Now let's scroll the map down 1 and look at i and j the two hexes that were directly above o and p in the 2D layout. Now i has c,d above, h and j either side and o,p below. The six hexes shown in our 2D grid went from

 h i
n o p
 t u


 c d
h i j
 o p

Notice that t and u were not immediately below op nor were h i blow c,d in the 2D layout. Like wise for location p which scrolls down to j, locations u,v below p scroll down to p, q. It's difficult to put into words but if you want to see it happen, just change the lines in function ProcessKey() that alter MoveMapy=2 and -2 to 1 and -1 or just press the t key which scrolls the map by 1 in both axes. To make it easier to see, limit the vertical scrolling to one row per keypress by adding MoveMapy=0; to the end of function ScrollMap().

Notes on How It Works

Smooth Scrolling. This is done by MoveMapx and MoveMapy variables which are added to the hx and hy in ScrollMap() and the map redrawn in RenderMap(). These are set to 1,-1 (for MoveMapx) and -2,2 for MoveMapy in the ProcessKey() function and both are cleared when the SDL_KEYUP event is received in the GameLoop() function. This line:

while ( SDL_GetTicks()- tickcount < 17); // delay it to ~60 fps

Frame limits the game to a maximum of 59 frames per second. Although this loop does nothing, in the future we'll make use of this "idling time" to do light weight AI computations.

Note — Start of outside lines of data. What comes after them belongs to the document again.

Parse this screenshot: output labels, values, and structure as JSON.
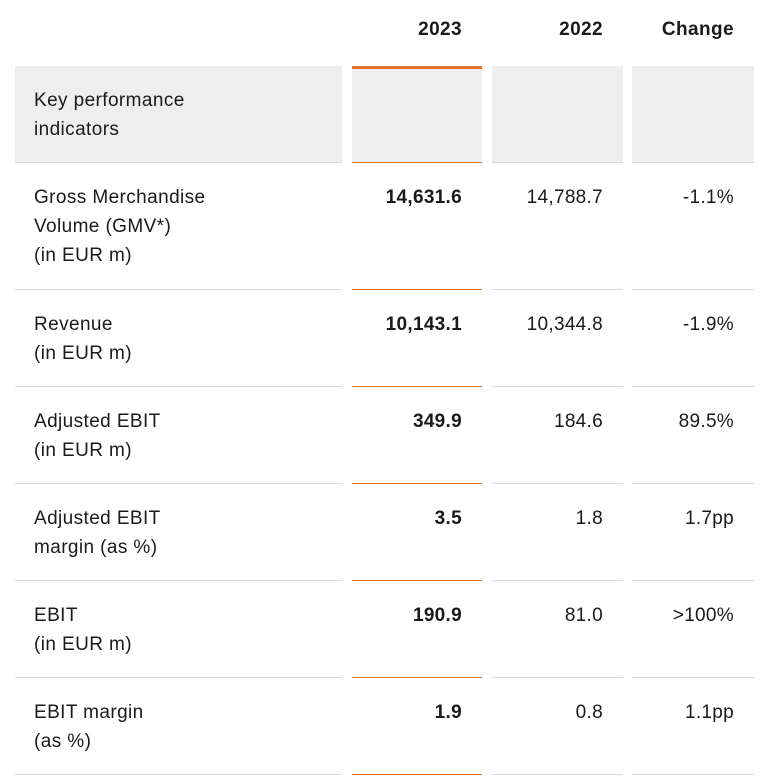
{
  "header": {
    "col_2023": "2023",
    "col_2022": "2022",
    "col_change": "Change"
  },
  "section_title": "Key performance indicators",
  "accent_color": "#e8702a",
  "rows": [
    {
      "label": "Gross Merchandise\nVolume (GMV*)\n(in EUR m)",
      "v2023": "14,631.6",
      "v2022": "14,788.7",
      "change": "-1.1%"
    },
    {
      "label": "Revenue\n(in EUR m)",
      "v2023": "10,143.1",
      "v2022": "10,344.8",
      "change": "-1.9%"
    },
    {
      "label": "Adjusted EBIT\n(in EUR m)",
      "v2023": "349.9",
      "v2022": "184.6",
      "change": "89.5%"
    },
    {
      "label": "Adjusted EBIT\nmargin (as %)",
      "v2023": "3.5",
      "v2022": "1.8",
      "change": "1.7pp"
    },
    {
      "label": "EBIT\n(in EUR m)",
      "v2023": "190.9",
      "v2022": "81.0",
      "change": ">100%"
    },
    {
      "label": "EBIT margin\n(as %)",
      "v2023": "1.9",
      "v2022": "0.8",
      "change": "1.1pp"
    }
  ]
}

This is pretty straightforward and uses the map.txt generated from the map generator; I added one city into it.. If you're wondering why land and mountain chars are selected using Random(4), it's because there are 4 hex images for each and they should be fixed. If the chars were picked randomly every time the map was scrolled it would not look good.

Using the Mouse

The game needs mouse interaction, so it makes sense to also have the map draggable. The flag dragmap is set when the right mouse button is held down ad the mouse moved. SDL already provides the mouse relative movement, which I hold in mousexmove and mouseymove so the SDL_MOUSEMOTION event is used to set MoveMapx and MoveMapy. Experimenting I found dividing the relative motions by -10 a good fit. If you prefer a different value be sure to &= the MouseMovey with 254 to avoid the vertical scroll problem.

If you prefer the map to scroll against the mouse move, change the divisor to 10.

That completes this tutorial. In the next one I'll add units and selecting them, the shroud layer, SDL mouse cursors (drag cursor, unit selection etc) plus a few other features.


I've published this tutorial with a slight bug in the code. After working for ages, something I've done has broken the mouse scrolling. The debug values for mousexmove and mouseymove show enormous values. As soon as I've fixed it, I'll update the source files.